Chi vive di cinema sa perfettamente che il potente mix di emozioni trasmesso dal film allo spettatore scaturisce, per un verso, da una componente puramente oggettiva, legata alla qualità intrinseca della pellicola, nelle forme o nella sostanza; per l’altro, al contrario, da un elemento completamente e inevitabilmente soggettivo, connesso alle sensazioni provate sulla propria pelle e in prima persona. Come ci parla quell’opera per via diretta o indiretta? Quali corde dell’anima ha saputo toccare il regista per spingerci ad immedesimarci con questo o quel personaggio?

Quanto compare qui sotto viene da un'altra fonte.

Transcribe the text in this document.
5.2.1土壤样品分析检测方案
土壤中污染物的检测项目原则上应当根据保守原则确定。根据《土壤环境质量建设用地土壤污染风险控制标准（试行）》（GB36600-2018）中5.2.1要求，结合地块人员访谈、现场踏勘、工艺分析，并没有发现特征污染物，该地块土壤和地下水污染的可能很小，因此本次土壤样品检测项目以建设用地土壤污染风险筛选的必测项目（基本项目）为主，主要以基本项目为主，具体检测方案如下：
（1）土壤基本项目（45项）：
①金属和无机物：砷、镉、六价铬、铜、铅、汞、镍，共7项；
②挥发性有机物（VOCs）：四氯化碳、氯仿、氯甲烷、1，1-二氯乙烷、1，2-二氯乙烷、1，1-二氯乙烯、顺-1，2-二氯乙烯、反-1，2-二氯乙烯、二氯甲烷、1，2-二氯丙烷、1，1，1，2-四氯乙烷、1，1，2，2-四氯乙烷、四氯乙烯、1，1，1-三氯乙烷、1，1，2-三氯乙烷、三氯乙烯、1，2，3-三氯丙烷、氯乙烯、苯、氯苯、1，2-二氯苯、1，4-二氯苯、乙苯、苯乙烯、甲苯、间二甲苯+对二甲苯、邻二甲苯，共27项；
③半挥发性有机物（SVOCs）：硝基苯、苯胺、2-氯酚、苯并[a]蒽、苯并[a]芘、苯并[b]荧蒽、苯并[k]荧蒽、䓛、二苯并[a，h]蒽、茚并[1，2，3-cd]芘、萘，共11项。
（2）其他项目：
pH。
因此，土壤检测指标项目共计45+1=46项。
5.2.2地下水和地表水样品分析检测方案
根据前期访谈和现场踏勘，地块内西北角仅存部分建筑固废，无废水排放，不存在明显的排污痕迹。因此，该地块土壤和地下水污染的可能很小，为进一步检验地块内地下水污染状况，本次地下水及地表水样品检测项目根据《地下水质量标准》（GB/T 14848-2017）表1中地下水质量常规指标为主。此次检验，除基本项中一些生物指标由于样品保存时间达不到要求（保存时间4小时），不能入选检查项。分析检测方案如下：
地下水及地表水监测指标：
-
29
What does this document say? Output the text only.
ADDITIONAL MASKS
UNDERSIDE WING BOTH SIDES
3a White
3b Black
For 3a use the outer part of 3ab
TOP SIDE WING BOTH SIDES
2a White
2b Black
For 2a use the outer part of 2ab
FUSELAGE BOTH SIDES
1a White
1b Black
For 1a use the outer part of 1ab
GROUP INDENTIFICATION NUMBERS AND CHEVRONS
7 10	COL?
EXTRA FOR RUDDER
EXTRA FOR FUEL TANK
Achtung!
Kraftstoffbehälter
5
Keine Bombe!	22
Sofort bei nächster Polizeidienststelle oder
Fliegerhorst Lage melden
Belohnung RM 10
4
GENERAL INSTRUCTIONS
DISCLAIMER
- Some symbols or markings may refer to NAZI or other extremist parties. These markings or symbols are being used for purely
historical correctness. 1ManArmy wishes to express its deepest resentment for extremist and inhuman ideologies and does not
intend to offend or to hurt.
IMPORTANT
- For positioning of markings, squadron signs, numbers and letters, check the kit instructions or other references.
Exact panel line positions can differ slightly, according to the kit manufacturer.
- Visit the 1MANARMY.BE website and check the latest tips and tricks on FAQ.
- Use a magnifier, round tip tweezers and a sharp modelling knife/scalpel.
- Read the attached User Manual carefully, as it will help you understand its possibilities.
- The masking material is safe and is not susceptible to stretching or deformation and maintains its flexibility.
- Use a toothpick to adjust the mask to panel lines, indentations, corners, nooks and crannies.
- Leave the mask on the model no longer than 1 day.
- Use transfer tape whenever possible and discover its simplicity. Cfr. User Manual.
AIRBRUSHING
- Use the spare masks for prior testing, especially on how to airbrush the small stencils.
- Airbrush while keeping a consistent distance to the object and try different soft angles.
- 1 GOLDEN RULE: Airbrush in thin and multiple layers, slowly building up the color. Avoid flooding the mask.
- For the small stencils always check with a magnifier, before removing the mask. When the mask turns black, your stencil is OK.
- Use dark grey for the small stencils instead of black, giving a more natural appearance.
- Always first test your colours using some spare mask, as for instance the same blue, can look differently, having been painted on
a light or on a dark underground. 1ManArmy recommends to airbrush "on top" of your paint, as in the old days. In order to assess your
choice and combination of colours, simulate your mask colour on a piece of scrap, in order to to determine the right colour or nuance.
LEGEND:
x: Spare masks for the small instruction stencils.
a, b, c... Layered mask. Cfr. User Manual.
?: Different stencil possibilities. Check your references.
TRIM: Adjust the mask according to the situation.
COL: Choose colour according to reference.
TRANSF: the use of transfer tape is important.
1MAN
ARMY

Per la natura assolutamente personale, la risposta a questa domanda non può essere chiara, definita e certa; anzi, molto spesso, noi per primi non siamo in grado di comprenderne il perché, ma ci lasciamo ugualmente cullare o travolgere dalle immagini, dalla musica, dai dialoghi e dalle espressività degli attori. Sono i momenti più belli, quelli in cui abbiamo reale percezione della scintilla divina che risiede nell’essere umano; quelli in cui la sensibilità, caratteristica tutta nostra all’interno del mondo animale, raggiunge le vette più elevate e pure.
Sulla base di questo meccanismo, due sequenze, per chi scrive, hanno rappresentato da sempre e in modo stranamente simile (ma nemmeno troppo, a ben pensarci), un momento denso di poeticità e pathos.
Da un lato, la scena che si svolge al ristorante ne “Il matrimonio del mio migliore amico” di P.J. Hogan; dall’altro quella presso il banchetto nuziale in “Buongiorno notte” del nostro Marco Bellocchio. Due opere e due vicende distanti sotto ogni profilo, ma in grado, per il processo illustrato, di consegnare, in quei cinque minuti, identici messaggi e identici stimoli di riflessione.
Grazie a un’analisi dettagliata si nota come venga facile stabilire un parallelismo fra quei momenti e quanto numerose siano le componenti che li accomunano. A cominciare dall’”improvvisazione” corale dei membri del cast. Immergendoci nella storia, infatti, le canzoni arrivano spontanee e cariche di significati, ma soprattutto divengono funzionali per l’innalzamento di una sorta di barriera fra i protagonisti dei film e i differenti contesti che li circondano; il clima è festoso, quasi gioioso eppure da una parte Julia Roberts e Michael O’Neal sulle note di “I Say a Little Prayer”, dall’altra Maya Sansa sui versi di “Fischia il vento” vivono sensazioni assolutamente spiacevoli e quasi sgradevoli. È sicuramente questo contrasto a rendere tanto affascinante quegli attimi di vita vissuta. Il disagio di ritrovarsi in situazioni che vengono percepite come estranee, una rivelazione improvvisamente conquistata, una consapevolezza profonda e potente sul senso della propria esistenza. Comprendere, cioè, che la quotidianità di ciascuno di noi è dominata da luoghi comuni o schemi di pensiero in cui ci sforziamo di credere, ma che la realtà è ben diversa: più semplice, più immediata, maggiormente primordiale.
L’interiorità detta, il cinema dipinge.